Tuesday, April 20, 2021

Motivated reasoning

It turns out our spooks (the so-called "intelligence community") aren't so sure after all that the story which many of us passed on last year about Russia offering bounties for kills of U.S. soldiers in Afghanistan was really true.

So says Charlie Savage, a reliable security issues reporter on the forever wars: 

... the administration stopped short of inflicting sanctions on any Russian officials over the suspected bounties, making clear that the available evidence about what happened — primarily what Afghan detainees told interrogators — continues to fall short of definitively proving the C.I.A.’s assessment that Russia likely paid money to reward attacks.

The intelligence community, a senior administration official told reporters, “assesses with low to moderate confidence that Russian intelligence officers sought to encourage Taliban attacks against U.S. and coalition personnel in Afghanistan in 2019, and perhaps earlier, including through financial incentives and compensation.”

Naturally Joe Biden, many Democrats, and partisans like me were easily convinced by the idea.
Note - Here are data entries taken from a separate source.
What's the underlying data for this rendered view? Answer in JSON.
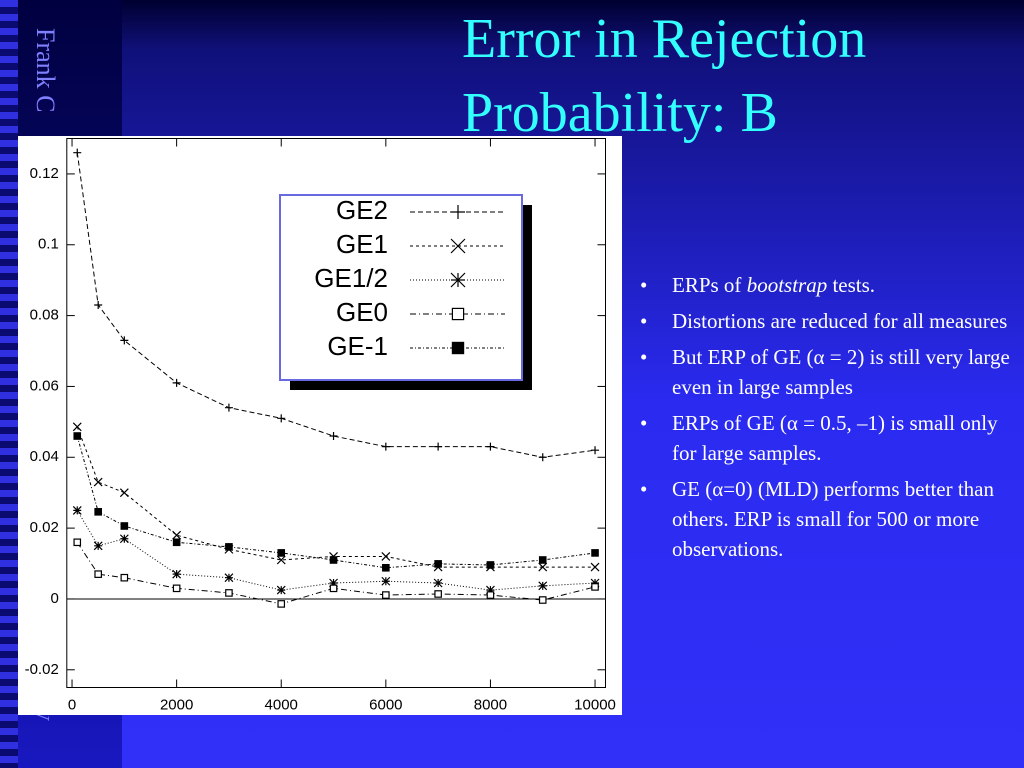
{
  "slide": {
    "sidebar_top": "Frank C",
    "sidebar_bottom": "y",
    "title_lines": [
      "Error in Rejection",
      "Probability: B"
    ],
    "bullets": [
      [
        "ERPs of ",
        "bootstrap",
        " tests."
      ],
      [
        "Distortions are reduced for all measures"
      ],
      [
        "But ERP of GE (α = 2) is still very large even in large samples"
      ],
      [
        "ERPs of GE (α = 0.5, –1) is small only for large samples."
      ],
      [
        "GE (α=0) (MLD) performs better than others. ERP is small for 500 or more observations."
      ]
    ]
  },
  "chart_data": {
    "type": "line",
    "x": [
      100,
      500,
      1000,
      2000,
      3000,
      4000,
      5000,
      6000,
      7000,
      8000,
      9000,
      10000
    ],
    "series": [
      {
        "name": "GE2",
        "color": "#000000",
        "marker": "plus",
        "dash": "5,3",
        "values": [
          0.126,
          0.083,
          0.073,
          0.061,
          0.054,
          0.051,
          0.046,
          0.043,
          0.043,
          0.043,
          0.04,
          0.042
        ]
      },
      {
        "name": "GE1",
        "color": "#000000",
        "marker": "cross",
        "dash": "3,3",
        "values": [
          0.0486,
          0.033,
          0.03,
          0.018,
          0.014,
          0.011,
          0.012,
          0.012,
          0.009,
          0.009,
          0.009,
          0.009
        ]
      },
      {
        "name": "GE1/2",
        "color": "#000000",
        "marker": "star",
        "dash": "1,2",
        "values": [
          0.025,
          0.015,
          0.017,
          0.007,
          0.006,
          0.0025,
          0.0045,
          0.005,
          0.0045,
          0.0025,
          0.0037,
          0.0045
        ]
      },
      {
        "name": "GE0",
        "color": "#000000",
        "marker": "square",
        "dash": "6,3,1,3",
        "values": [
          0.016,
          0.007,
          0.006,
          0.003,
          0.0017,
          -0.0014,
          0.003,
          0.0011,
          0.0014,
          0.0011,
          -0.0003,
          0.0034
        ]
      },
      {
        "name": "GE-1",
        "color": "#000000",
        "marker": "filled-square",
        "dash": "3,2,1,2",
        "values": [
          0.046,
          0.0246,
          0.0206,
          0.016,
          0.0147,
          0.013,
          0.011,
          0.0088,
          0.0099,
          0.0096,
          0.011,
          0.013
        ]
      }
    ],
    "xlim": [
      -100,
      10200
    ],
    "xticks": [
      0,
      2000,
      4000,
      6000,
      8000,
      10000
    ],
    "ylim": [
      -0.025,
      0.13
    ],
    "yticks": [
      -0.02,
      0,
      0.02,
      0.04,
      0.06,
      0.08,
      0.1,
      0.12
    ],
    "zero_line": true,
    "legend": "upper right"
  }
}
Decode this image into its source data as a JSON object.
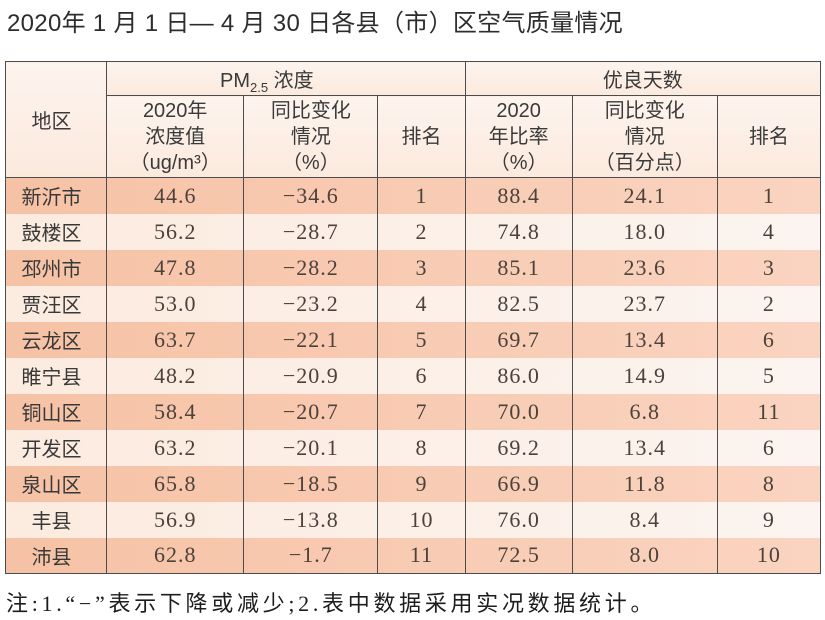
{
  "title": "2020年 1 月 1 日— 4 月 30 日各县（市）区空气质量情况",
  "table": {
    "header": {
      "region": "地区",
      "pm25_group": {
        "pre": "PM",
        "sub": "2.5",
        "post": " 浓度"
      },
      "good_days_group": "优良天数",
      "detail_cols": [
        {
          "key": "pm25-value",
          "lines": [
            "2020年",
            "浓度值",
            "（ug/m³）"
          ]
        },
        {
          "key": "pm25-change",
          "lines": [
            "同比变化",
            "情况",
            "（%）"
          ]
        },
        {
          "key": "pm25-rank",
          "lines": [
            "排名"
          ]
        },
        {
          "key": "good-rate",
          "lines": [
            "2020",
            "年比率",
            "（%）"
          ]
        },
        {
          "key": "good-change",
          "lines": [
            "同比变化",
            "情况",
            "（百分点）"
          ]
        },
        {
          "key": "good-rank",
          "lines": [
            "排名"
          ]
        }
      ]
    },
    "column_keys": [
      "region",
      "pm25-value",
      "pm25-change",
      "pm25-rank",
      "good-rate",
      "good-change",
      "good-rank"
    ],
    "rows": [
      [
        "新沂市",
        "44.6",
        "−34.6",
        "1",
        "88.4",
        "24.1",
        "1"
      ],
      [
        "鼓楼区",
        "56.2",
        "−28.7",
        "2",
        "74.8",
        "18.0",
        "4"
      ],
      [
        "邳州市",
        "47.8",
        "−28.2",
        "3",
        "85.1",
        "23.6",
        "3"
      ],
      [
        "贾汪区",
        "53.0",
        "−23.2",
        "4",
        "82.5",
        "23.7",
        "2"
      ],
      [
        "云龙区",
        "63.7",
        "−22.1",
        "5",
        "69.7",
        "13.4",
        "6"
      ],
      [
        "睢宁县",
        "48.2",
        "−20.9",
        "6",
        "86.0",
        "14.9",
        "5"
      ],
      [
        "铜山区",
        "58.4",
        "−20.7",
        "7",
        "70.0",
        "6.8",
        "11"
      ],
      [
        "开发区",
        "63.2",
        "−20.1",
        "8",
        "69.2",
        "13.4",
        "6"
      ],
      [
        "泉山区",
        "65.8",
        "−18.5",
        "9",
        "66.9",
        "11.8",
        "8"
      ],
      [
        "丰县",
        "56.9",
        "−13.8",
        "10",
        "76.0",
        "8.4",
        "9"
      ],
      [
        "沛县",
        "62.8",
        "−1.7",
        "11",
        "72.5",
        "8.0",
        "10"
      ]
    ]
  },
  "footnote": "注:1.“−”表示下降或减少;2.表中数据采用实况数据统计。",
  "colors": {
    "row_odd": "#f8c9ae",
    "row_even": "#fcefe7",
    "header_bg": "#fcefe5",
    "border": "#4c4c4c",
    "title_text": "#2d2d2d",
    "number_text": "#4c413b"
  }
}
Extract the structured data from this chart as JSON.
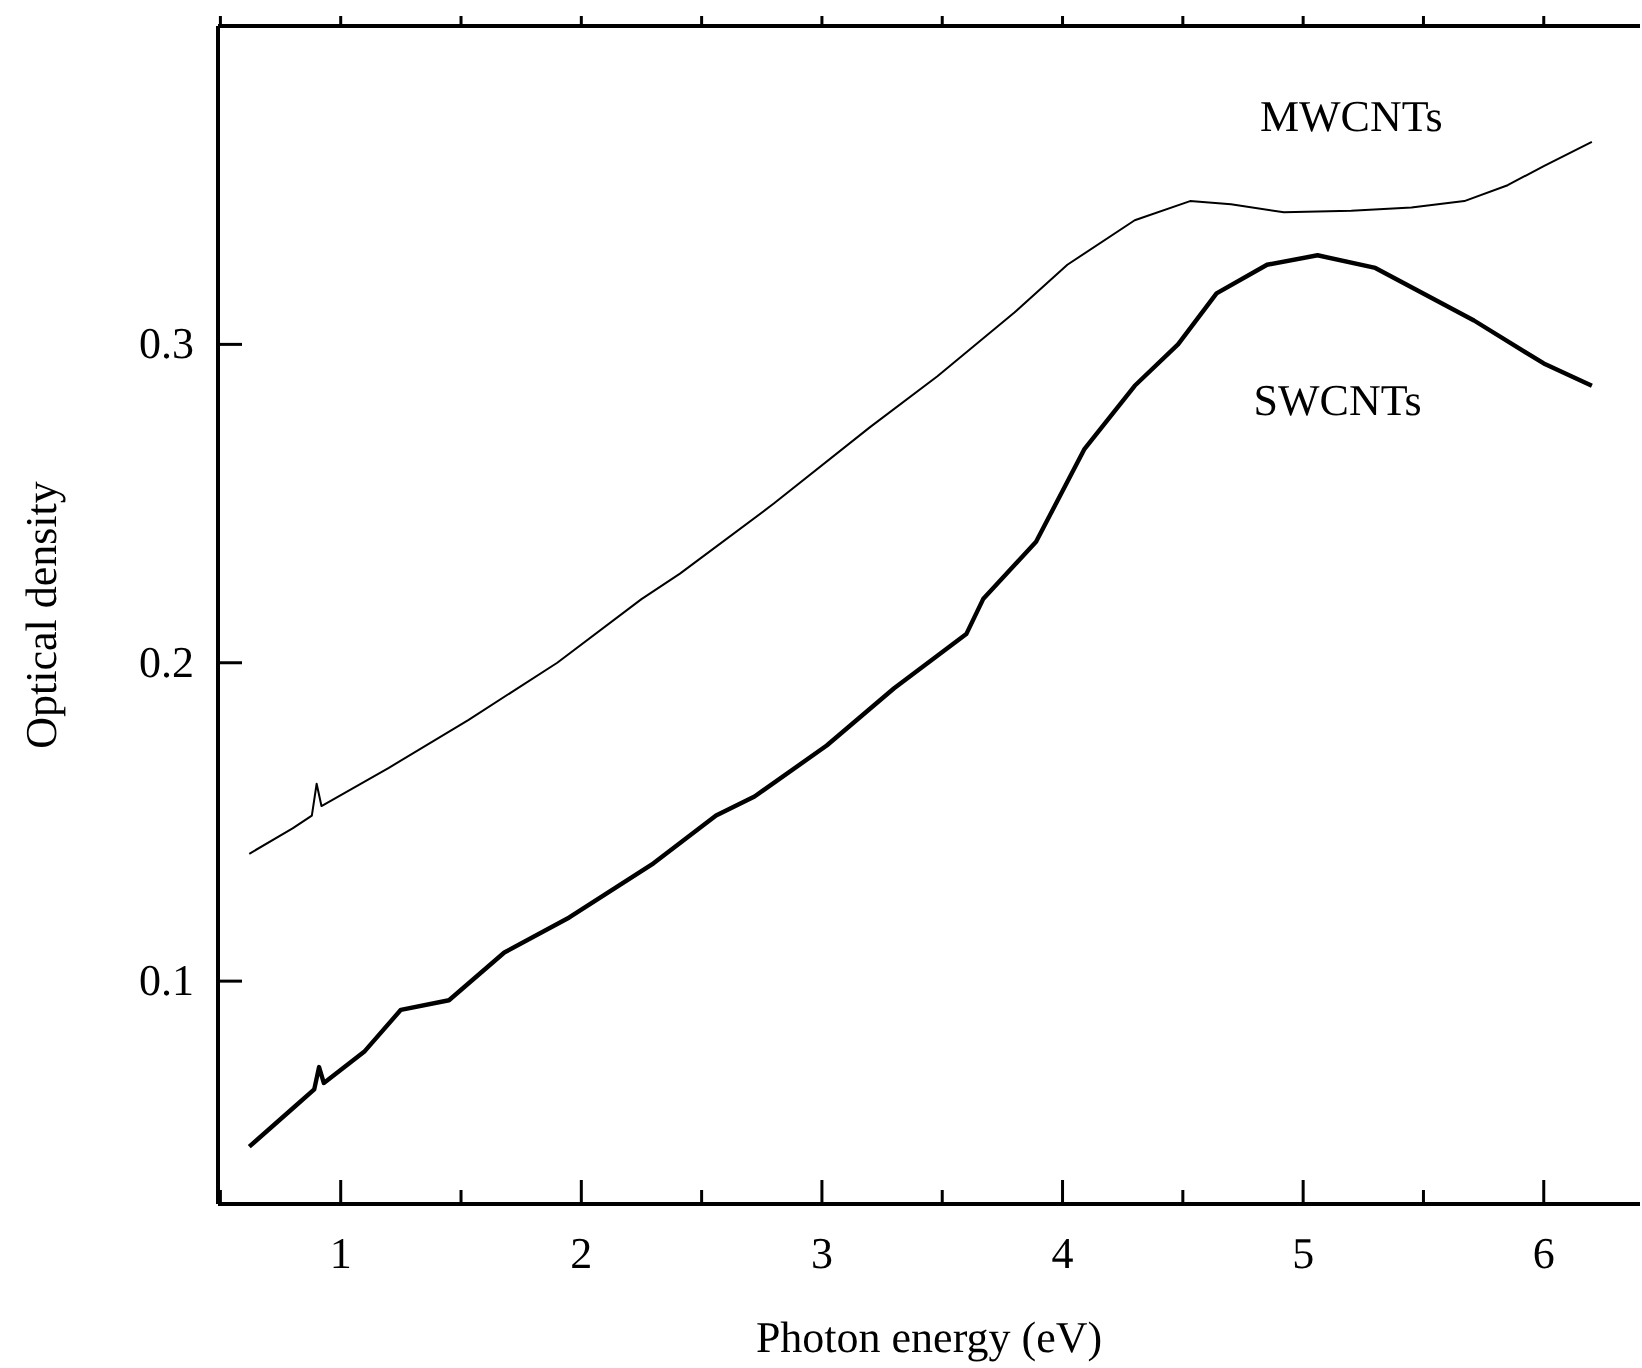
{
  "chart_data": {
    "type": "line",
    "xlabel": "Photon energy (eV)",
    "ylabel": "Optical density",
    "xlim": [
      0.49,
      6.4
    ],
    "ylim": [
      0.03,
      0.4
    ],
    "xticks": [
      {
        "value": 0.5,
        "label": null
      },
      1,
      {
        "value": 1.5,
        "label": null
      },
      2,
      {
        "value": 2.5,
        "label": null
      },
      3,
      {
        "value": 3.5,
        "label": null
      },
      4,
      {
        "value": 4.5,
        "label": null
      },
      5,
      {
        "value": 5.5,
        "label": null
      },
      6
    ],
    "yticks": [
      0.1,
      0.2,
      0.3
    ],
    "grid": false,
    "marker": "none",
    "line_style": "solid",
    "series": [
      {
        "name": "MWCNTs",
        "color": "#000000",
        "x": [
          0.62,
          0.8,
          0.88,
          0.9,
          0.92,
          1.2,
          1.53,
          1.9,
          2.25,
          2.41,
          2.8,
          3.2,
          3.48,
          3.8,
          4.02,
          4.3,
          4.53,
          4.7,
          4.92,
          5.2,
          5.45,
          5.67,
          5.85,
          6.0,
          6.2
        ],
        "values": [
          0.14,
          0.148,
          0.152,
          0.162,
          0.155,
          0.167,
          0.182,
          0.2,
          0.22,
          0.228,
          0.25,
          0.274,
          0.29,
          0.31,
          0.325,
          0.339,
          0.345,
          0.344,
          0.3415,
          0.342,
          0.343,
          0.345,
          0.35,
          0.356,
          0.3636
        ]
      },
      {
        "name": "SWCNTs",
        "color": "#000000",
        "x": [
          0.62,
          0.8,
          0.89,
          0.91,
          0.93,
          1.1,
          1.25,
          1.45,
          1.68,
          1.95,
          2.3,
          2.56,
          2.72,
          3.02,
          3.3,
          3.6,
          3.67,
          3.89,
          4.09,
          4.3,
          4.48,
          4.64,
          4.85,
          5.06,
          5.3,
          5.71,
          6.0,
          6.2
        ],
        "values": [
          0.048,
          0.06,
          0.066,
          0.073,
          0.068,
          0.078,
          0.091,
          0.094,
          0.109,
          0.12,
          0.137,
          0.152,
          0.158,
          0.174,
          0.192,
          0.209,
          0.22,
          0.238,
          0.267,
          0.287,
          0.3,
          0.316,
          0.325,
          0.328,
          0.324,
          0.3075,
          0.294,
          0.287
        ]
      }
    ]
  }
}
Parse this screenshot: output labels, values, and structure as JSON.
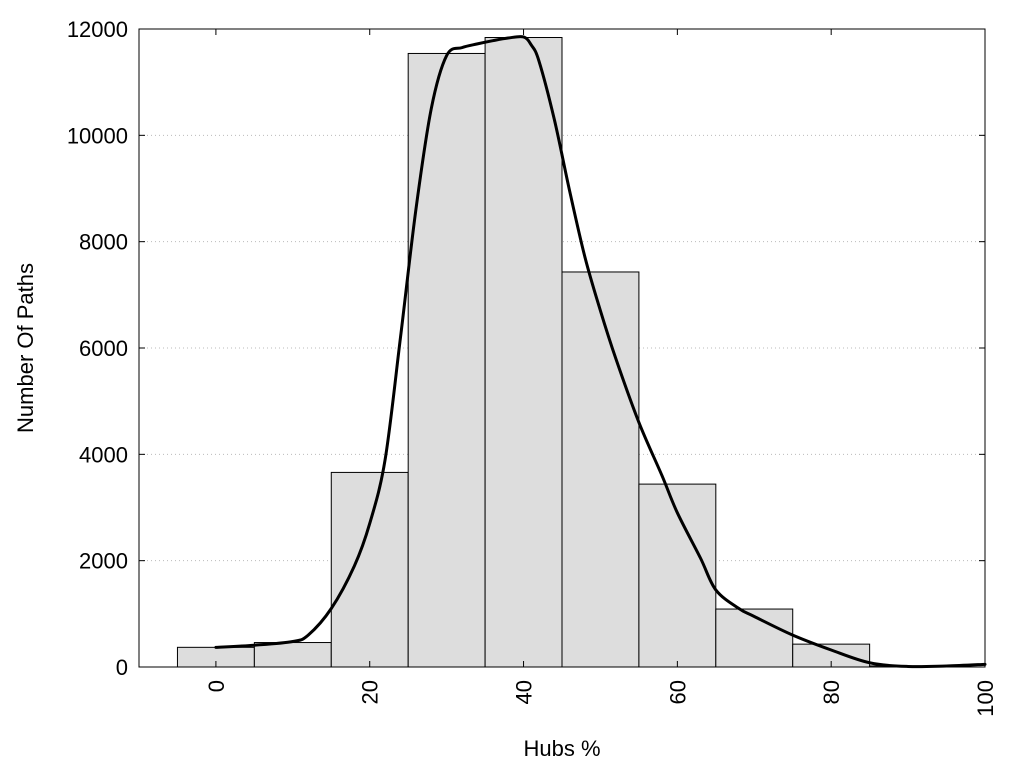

Trump had some kind of suck-up relationship with Putin. He had never been known to show any care for anyone's well-being but his own. Plus, for those of us who'd made an effort to understand the Afghanistan morass, it didn't seem far-fetched to wonder whether Russia might simply be replicating a tactic our own CIA had used while egging on jihadist fighters against Russian occupation in the 1980s.

It was all too neat and too convincing. 

Jeff Schogol who reports for military readers explains:

As the Democratic presidential candidate, Biden repeatedly hammered Trump for not taking action about the intelligence on the bounties, accusing Trump of failing in his responsibilities as commander in chief.

... But defense officials consistently told lawmakers and others that the Russian bounty reports could not be corroborated. In December, Marine Gen. Kenneth McKenzie Jr. head of U.S. Central Command, said in an interview that intelligence officials had been unable to prove the information about the alleged bounties.

“I relentlessly query my intelligence people on this,” McKenzie told Katie Bo Williams, who was a Defense One reporter at the time. “We just don’t see it — but it’s not because we’re not looking at it. We’re looking at it very hard.”

Now it appears the Biden administration doesn’t see it either.

I'm not happy to have joined the bandwagon on this one -- or any one.